Despite a change in leadership and promises of principled governance, many now argue that the same coercive mechanisms remain in place, directed at a different set of political actors.
Reports of detained Awami League leaders dying in custody have further intensified these concerns, raising fears that the state may be drifting towards collective punishment rather than individual accountability. Such practices risk undermining the government’s claims of moral and legal renewal.
A genuine break from the past requires not only new rhetoric, but demonstrably different conduct.
There is broad consensus that crimes committed during the Awami League rule must be investigated and punished.
Accountability is essential. But accountability without due process is not justice—it is retribution. Both domestic and international legal standards require proportionality, evidence, transparency and humane treatment, regardless of the gravity of the alleged offence.
The case also exposes the deeper dysfunctions of the country’s political system. During the Awami League’s time in power, many young activists were drawn into violence and criminality at the behest of senior leaders seeking to maintain control and extract resources.
Figures like Saddam now face the consequences, while many of those who directed or benefited from such actions live abroad in safety.

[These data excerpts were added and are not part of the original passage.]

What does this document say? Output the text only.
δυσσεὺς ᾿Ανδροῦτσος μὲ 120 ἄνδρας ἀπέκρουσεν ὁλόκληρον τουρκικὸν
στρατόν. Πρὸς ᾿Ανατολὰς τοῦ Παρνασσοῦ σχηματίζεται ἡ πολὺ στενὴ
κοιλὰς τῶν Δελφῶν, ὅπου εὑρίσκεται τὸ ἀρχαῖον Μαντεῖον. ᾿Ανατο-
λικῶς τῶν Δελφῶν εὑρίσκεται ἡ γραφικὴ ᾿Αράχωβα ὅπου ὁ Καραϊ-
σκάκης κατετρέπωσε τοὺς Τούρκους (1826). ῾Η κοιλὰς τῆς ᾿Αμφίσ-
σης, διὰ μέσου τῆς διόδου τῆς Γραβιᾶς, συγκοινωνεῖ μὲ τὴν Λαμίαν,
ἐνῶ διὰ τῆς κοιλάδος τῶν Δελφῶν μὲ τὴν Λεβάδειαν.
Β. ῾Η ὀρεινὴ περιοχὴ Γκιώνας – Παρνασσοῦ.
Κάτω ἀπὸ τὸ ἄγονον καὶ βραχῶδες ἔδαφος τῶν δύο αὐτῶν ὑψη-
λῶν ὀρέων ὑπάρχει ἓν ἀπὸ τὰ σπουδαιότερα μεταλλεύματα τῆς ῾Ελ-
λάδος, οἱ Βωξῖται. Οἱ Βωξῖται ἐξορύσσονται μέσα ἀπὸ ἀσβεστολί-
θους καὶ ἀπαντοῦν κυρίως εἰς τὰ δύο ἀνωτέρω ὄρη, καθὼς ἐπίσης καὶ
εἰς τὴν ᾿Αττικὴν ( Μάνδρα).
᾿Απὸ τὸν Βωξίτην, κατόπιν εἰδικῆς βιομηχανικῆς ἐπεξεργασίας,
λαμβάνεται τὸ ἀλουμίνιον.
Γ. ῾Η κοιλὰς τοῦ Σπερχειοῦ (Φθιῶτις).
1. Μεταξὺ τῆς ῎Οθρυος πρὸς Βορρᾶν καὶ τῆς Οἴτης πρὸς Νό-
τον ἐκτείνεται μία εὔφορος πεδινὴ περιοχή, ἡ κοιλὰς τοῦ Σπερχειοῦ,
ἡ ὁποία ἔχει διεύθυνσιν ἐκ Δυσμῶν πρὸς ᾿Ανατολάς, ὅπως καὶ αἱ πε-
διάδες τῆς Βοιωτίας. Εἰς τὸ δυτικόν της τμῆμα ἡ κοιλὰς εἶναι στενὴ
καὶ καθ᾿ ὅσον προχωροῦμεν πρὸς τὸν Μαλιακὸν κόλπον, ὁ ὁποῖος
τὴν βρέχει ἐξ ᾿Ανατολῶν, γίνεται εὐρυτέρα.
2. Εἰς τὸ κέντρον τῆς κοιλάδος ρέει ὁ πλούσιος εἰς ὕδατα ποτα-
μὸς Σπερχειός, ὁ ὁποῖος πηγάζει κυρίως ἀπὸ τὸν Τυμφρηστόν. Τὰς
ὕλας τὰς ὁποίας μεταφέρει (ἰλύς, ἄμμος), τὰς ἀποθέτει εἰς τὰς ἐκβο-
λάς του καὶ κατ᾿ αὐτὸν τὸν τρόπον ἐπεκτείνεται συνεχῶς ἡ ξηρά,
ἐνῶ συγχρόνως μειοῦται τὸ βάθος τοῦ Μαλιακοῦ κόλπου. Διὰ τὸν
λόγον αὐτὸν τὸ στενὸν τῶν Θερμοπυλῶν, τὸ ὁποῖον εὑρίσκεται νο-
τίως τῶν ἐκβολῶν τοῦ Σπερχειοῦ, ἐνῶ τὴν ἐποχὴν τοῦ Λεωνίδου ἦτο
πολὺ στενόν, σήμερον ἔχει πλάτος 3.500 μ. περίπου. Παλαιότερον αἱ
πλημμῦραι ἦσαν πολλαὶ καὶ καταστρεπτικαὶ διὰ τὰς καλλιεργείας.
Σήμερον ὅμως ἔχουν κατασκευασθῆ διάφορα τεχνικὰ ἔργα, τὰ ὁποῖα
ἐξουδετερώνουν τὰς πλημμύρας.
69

The burden of punishment has fallen disproportionately on lower-level actors and their families.
When Awami League fell from power on 5 August 2024, there was hope that the country’s political culture would change.
A year and a half on, that optimism appears increasingly fragile. The patterns of retribution, impunity and institutional indifference look uncomfortably familiar.
Without meaningful reform in how politics is practised and how state power is exercised, similar tragedies are likely to recur – regardless of which party is in office. The deaths of Swarnali and her infant son have become more than a personal tragedy; they stand as a warning of the human cost of vengeance replacing justice.